The government should identify a large enough private parcel and purchase it at fair market value. Once land has been purchased, a phased in building cycle to allow the grades one thru nine to be built first, and then after a study of the islands future needs for a high school, tenth grade through twelve could be added.
Recreational facilities can be added as funding is identified. This initiative could happen in a three year period with a strong effort by the St. John community, government support, and adequate funding.
An alternative option is to combine the private Gifft Hill School with the public school and create a charter school. This new concept is gathering more support nationally and would work well with St. John’s small school age population.

• Public safety is paramount to a successful community’s ability to grow and prosper. The seeds of crime are planted early on in life and can only guarantee a bitter harvest. The social fabric must be repaired and strengthened, we are letting our problems get the best of us, and often not, missing the message by killing the messenger. We don’t need more policemen, we need better policemen. We need crimes solved and crimes punished, not ignored and forgotten. We have to stop being judges in determining our own justice; a crime is a crime no matter who commits the act.

Raising the standards and pay for our policemen and women would do more for public safety than adding more inadequately educated and trained officers.

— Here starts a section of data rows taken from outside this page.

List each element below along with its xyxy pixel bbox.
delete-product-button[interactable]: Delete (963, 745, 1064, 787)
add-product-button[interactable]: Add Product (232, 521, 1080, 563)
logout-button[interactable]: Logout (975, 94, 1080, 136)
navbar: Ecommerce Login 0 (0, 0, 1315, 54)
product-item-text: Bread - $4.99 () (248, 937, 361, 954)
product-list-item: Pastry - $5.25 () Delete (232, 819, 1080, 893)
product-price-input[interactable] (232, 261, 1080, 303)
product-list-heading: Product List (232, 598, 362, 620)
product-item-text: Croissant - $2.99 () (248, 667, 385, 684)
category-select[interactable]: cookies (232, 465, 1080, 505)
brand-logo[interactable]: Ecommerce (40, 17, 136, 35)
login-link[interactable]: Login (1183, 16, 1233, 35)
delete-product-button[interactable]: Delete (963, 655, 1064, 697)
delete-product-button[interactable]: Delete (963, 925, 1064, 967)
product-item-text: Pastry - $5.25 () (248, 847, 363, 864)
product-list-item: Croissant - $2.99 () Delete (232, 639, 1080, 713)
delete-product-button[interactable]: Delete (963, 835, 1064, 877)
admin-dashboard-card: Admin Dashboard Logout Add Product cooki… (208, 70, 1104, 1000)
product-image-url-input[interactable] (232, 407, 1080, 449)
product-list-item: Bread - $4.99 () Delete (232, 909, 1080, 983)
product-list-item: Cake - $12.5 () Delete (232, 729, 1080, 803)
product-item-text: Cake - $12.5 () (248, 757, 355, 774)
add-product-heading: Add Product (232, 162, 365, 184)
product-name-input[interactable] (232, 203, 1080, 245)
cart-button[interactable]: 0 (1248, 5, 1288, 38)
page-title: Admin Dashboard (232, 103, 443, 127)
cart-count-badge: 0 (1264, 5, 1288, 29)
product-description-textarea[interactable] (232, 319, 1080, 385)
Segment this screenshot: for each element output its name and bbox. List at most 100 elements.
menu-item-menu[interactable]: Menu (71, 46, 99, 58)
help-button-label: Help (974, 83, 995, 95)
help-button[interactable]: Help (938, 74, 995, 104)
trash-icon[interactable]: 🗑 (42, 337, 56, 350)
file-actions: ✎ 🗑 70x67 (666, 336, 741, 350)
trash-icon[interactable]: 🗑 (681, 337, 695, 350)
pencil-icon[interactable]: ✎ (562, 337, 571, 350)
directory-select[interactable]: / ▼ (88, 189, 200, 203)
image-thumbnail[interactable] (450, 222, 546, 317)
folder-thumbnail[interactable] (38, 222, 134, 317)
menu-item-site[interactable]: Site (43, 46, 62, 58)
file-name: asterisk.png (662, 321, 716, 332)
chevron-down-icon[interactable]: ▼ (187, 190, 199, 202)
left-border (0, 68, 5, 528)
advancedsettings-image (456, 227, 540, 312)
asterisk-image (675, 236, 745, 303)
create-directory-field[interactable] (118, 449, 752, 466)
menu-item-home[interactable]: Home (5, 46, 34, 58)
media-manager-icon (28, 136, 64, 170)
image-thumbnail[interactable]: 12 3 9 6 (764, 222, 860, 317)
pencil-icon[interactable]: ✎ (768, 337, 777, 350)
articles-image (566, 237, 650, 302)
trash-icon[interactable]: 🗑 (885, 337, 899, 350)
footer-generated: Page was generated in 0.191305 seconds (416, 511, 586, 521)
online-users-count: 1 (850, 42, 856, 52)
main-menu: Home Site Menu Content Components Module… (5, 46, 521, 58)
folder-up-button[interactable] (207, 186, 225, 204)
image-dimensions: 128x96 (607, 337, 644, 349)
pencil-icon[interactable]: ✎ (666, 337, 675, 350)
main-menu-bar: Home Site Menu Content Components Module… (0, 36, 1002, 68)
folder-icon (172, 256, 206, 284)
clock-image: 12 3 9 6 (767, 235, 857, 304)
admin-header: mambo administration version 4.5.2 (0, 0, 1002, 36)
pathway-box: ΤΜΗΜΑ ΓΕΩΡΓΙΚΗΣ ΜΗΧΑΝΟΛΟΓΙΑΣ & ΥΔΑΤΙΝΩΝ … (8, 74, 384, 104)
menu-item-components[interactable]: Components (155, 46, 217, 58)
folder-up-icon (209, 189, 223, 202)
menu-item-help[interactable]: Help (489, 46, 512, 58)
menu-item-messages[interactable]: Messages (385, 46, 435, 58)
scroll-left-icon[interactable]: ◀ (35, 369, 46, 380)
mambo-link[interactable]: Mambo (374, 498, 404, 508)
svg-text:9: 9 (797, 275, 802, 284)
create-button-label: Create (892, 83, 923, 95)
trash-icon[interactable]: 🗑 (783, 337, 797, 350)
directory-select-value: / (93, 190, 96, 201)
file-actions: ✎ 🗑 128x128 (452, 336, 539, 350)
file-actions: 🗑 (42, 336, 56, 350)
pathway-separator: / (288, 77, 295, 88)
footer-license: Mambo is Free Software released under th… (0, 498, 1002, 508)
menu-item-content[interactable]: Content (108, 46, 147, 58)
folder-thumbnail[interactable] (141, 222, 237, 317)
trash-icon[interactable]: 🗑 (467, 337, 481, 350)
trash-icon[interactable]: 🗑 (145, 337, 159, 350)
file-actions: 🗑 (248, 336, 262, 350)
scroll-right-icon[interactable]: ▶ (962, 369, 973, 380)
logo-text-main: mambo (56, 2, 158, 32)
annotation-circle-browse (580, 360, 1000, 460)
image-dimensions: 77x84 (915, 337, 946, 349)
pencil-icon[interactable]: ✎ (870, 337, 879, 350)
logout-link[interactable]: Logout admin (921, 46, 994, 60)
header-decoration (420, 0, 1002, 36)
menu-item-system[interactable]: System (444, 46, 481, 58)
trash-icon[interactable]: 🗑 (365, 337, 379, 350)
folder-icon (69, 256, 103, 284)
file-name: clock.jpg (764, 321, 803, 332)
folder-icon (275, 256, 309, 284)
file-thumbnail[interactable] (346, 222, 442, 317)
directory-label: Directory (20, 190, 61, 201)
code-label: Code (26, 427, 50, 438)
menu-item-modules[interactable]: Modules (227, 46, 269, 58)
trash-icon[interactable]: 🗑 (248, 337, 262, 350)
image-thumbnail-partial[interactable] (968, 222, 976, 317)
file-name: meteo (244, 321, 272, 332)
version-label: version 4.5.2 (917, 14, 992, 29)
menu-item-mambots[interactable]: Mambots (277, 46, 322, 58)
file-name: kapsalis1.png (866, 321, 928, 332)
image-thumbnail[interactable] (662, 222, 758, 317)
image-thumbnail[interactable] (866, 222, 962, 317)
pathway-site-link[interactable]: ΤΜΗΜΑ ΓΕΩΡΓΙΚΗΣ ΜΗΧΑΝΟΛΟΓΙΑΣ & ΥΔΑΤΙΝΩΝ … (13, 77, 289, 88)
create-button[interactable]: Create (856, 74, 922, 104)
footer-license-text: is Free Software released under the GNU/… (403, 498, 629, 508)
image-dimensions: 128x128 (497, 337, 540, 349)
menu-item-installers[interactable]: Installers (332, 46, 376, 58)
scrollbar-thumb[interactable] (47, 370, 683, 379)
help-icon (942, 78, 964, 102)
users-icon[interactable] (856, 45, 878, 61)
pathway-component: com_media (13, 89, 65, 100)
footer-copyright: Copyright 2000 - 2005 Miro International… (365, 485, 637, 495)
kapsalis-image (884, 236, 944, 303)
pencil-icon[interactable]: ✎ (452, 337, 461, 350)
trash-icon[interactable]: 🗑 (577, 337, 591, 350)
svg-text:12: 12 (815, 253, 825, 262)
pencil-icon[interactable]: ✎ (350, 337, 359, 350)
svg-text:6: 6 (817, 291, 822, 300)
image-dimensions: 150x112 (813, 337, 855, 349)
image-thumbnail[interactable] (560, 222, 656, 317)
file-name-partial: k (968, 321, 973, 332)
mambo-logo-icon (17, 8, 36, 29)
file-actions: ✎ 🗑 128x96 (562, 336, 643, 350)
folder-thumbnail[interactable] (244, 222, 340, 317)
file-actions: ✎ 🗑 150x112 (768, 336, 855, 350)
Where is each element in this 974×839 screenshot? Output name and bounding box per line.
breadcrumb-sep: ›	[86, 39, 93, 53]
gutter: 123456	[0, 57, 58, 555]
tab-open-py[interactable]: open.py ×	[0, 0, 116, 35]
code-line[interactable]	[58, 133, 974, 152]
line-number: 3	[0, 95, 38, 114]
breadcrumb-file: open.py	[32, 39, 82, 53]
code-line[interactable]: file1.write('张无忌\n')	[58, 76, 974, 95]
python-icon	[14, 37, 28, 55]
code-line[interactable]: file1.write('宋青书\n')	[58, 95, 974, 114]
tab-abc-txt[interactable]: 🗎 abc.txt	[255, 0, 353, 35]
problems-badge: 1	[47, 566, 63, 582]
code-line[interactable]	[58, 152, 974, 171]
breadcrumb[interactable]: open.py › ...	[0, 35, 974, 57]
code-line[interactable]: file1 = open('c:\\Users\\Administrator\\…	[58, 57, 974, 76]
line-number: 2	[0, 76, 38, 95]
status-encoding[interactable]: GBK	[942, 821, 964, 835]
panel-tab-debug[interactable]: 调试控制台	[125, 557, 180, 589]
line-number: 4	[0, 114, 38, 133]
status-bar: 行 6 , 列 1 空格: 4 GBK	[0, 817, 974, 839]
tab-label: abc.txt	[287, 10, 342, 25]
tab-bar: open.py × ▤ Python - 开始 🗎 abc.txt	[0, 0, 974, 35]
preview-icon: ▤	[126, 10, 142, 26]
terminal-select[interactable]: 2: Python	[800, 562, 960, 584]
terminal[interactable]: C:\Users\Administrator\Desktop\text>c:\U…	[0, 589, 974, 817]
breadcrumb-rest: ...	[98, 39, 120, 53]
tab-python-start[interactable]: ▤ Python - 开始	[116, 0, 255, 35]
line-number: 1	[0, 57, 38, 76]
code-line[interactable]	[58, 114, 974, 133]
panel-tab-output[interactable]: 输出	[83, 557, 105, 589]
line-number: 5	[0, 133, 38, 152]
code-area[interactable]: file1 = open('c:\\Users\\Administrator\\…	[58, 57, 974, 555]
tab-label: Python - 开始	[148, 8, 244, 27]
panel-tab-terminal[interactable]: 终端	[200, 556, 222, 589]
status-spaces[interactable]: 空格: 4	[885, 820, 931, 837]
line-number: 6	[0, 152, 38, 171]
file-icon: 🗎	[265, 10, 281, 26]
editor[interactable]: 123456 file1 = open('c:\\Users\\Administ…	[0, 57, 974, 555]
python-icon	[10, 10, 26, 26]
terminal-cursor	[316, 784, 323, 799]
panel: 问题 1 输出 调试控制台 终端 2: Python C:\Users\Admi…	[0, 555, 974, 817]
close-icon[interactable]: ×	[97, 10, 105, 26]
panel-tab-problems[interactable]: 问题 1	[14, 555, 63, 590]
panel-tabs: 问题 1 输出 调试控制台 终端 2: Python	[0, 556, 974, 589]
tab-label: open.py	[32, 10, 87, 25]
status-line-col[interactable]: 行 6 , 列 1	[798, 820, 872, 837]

The University of the Virgin Islands should provide associates degrees in criminology. This degree should be the minimum requirement for a police recruit. Those on the force already, can be given free tuition to attend classes and earn the degree. A new pay scale should be implemented to reward those that achieve higher education. A civilian review board is necessary to promote transparency in police complaints, and to rebuild public confidence in those sworn to protect our community.